The concrete Body implementations would probably implement all interfaces but a GameObject that only needs to expose its position would only reference (through dependency injection) a Positionable interface:
class BodyA : public Positionable, Movable, Collidable {
// ...
};
class GameObjectA {
private:
Positionable *m_p;
public:
GameObjectA(Positionable *p) { m_p = p; }
Positionable *getPosition() { return m_p; }
};
BodyA bodyA;
GameObjectA objA(&bodyA);
objA->getPosition()->getX();
Game hierarchies should not involve a lot of inheritance. I can't point you to any web pages, but that is the feeling I've gather from the several sources, most notably the game gem series.

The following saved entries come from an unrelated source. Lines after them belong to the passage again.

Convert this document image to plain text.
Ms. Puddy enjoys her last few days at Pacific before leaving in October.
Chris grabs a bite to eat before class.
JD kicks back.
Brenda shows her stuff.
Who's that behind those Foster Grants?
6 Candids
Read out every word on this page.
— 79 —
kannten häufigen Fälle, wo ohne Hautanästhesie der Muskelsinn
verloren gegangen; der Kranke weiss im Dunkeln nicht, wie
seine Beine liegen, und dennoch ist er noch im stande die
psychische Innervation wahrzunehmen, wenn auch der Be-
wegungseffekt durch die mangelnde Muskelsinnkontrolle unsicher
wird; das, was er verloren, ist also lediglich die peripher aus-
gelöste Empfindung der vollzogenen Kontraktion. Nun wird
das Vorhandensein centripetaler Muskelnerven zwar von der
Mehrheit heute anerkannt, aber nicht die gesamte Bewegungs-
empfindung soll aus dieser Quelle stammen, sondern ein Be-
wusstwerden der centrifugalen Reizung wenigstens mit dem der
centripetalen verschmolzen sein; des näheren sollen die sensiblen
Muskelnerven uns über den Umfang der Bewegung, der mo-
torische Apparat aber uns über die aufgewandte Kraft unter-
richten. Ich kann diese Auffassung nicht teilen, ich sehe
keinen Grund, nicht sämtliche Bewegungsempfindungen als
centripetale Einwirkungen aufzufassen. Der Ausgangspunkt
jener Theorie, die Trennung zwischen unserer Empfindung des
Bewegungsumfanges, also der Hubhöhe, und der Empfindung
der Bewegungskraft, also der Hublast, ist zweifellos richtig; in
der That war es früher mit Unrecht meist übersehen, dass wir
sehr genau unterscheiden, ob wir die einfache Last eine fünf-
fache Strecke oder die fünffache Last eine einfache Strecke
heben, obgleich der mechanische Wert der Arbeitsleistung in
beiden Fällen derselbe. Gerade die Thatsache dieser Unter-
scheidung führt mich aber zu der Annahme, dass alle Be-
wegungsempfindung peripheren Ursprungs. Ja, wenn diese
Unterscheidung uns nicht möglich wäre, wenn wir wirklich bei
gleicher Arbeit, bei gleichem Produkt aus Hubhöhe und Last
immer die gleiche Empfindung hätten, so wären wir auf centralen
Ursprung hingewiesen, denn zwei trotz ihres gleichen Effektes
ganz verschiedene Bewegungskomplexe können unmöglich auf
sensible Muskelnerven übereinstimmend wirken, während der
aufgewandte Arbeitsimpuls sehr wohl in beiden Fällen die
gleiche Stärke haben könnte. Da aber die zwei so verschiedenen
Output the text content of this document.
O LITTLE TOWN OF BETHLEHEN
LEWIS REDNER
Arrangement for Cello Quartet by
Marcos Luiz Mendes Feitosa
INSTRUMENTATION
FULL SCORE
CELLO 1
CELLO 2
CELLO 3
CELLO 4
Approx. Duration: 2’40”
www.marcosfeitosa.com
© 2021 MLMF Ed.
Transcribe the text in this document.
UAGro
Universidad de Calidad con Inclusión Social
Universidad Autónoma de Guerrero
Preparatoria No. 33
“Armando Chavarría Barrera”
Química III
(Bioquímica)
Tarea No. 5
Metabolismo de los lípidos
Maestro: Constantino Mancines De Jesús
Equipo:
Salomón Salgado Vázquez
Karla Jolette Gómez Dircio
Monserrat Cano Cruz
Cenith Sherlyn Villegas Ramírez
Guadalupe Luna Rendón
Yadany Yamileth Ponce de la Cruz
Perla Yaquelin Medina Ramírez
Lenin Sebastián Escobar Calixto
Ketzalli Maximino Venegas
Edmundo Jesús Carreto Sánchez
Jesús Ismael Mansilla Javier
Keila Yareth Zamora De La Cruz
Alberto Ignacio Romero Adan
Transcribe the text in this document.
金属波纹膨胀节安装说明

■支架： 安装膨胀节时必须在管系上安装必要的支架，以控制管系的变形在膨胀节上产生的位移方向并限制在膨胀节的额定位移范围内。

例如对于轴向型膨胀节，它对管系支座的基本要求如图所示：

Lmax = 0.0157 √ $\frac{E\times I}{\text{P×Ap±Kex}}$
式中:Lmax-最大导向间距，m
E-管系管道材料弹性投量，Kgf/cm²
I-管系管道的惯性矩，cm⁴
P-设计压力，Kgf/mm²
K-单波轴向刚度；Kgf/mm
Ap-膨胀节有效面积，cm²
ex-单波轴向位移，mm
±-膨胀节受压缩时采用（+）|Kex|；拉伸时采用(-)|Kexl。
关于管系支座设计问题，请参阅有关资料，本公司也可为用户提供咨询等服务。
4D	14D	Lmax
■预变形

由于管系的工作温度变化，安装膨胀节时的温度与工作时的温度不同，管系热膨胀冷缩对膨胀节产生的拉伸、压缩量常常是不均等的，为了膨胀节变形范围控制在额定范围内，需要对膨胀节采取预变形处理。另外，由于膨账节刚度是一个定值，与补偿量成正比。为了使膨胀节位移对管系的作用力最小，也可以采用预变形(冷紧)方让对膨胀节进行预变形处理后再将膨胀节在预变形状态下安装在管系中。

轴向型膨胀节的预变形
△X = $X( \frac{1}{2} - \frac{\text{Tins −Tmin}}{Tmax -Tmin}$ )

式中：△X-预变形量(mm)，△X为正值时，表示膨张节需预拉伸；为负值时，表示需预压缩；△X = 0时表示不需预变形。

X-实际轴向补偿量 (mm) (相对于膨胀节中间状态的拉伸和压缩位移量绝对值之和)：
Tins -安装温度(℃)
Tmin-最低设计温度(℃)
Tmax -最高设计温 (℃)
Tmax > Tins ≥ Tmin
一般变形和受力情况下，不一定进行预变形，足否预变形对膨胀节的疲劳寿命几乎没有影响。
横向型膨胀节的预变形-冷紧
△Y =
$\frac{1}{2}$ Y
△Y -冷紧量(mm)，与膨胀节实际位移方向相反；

You can have hierarchies like ship->tie_fighter, ship->x_wing. But not PlaysSound->tie_fighter. Your tie_fighter class should be composed of the objects it needs to represent itself. A physics part, a graphics part, etc. You should provide a minimal interface for interacting with your game objects. Implement as much physics logic in the engine or in the physic piece.
With this approach your game objects become collections of more basic game components.
All that said, you will want to be able to set a game objects physical state during game events. So you'll end up with problem you described for setting the various pieces of state. It's just icky but that is best solution I've found so far.
I've recently tried to make higher level state functions, using ideas from Box2D. Have a function SetXForm for setting positions etc. Another for SetDXForm for velocities and angular velocity. These functions take proxy objects as parameters that represent the various parts of the physical state. Using methods like these you could reduce the number of methods you'd need to set state but in the end you'd probably still end up implementing the finer grained ones, and the proxy objects would be more work than you would save by skipping out on a few methods.
So, I didn't help that much. This was more a rebuttal of the previous answer.
In summary, I would recommend you stick with the many method approach. There may not always be a simple one to 1 relationship between game objects and physic objects. We ran into that where it was much simpler to have one game object represent all of the particles from an explosion. If we had given in and just exposed a body pointer, we would not have been able to simplify the problem.
Do I understand correctly that you're separating the physics of something from it's game representation?
i.e, would you see something like this:
class CompanionCube
{
private:
Body* m_pPhysicsBody;
};
?
If so, that smells wrong to me. Technically your 'GameObject' is a physics object, so it should derive from Body.
It sounds like you're planning on swapping physics models around and that's why you're attempting to do it via aggregation, and if that's the case, I'd ask: "Do you plan on swapping physics types at runtime, or compile time?".
If compile time is your answer, I'd derive your game objects from Body, and make Body a typedef to whichever physics body you want to have be the default.
If it's runtime, you'd have to write a 'Body' class that does that switching internally, which might not be a bad idea if your goal is to play around with different physics.
Alternatively, you'll probably find you'll have different 'parent' classes for Body depending on the type of game object (water, rigid body, etc), so you could just make that explicit in your derivation.
Anyhow, I'll stop rambling since this answer is based on a lot of guesswork. ;) Let me know if I'm off base, and I'll delete my answer.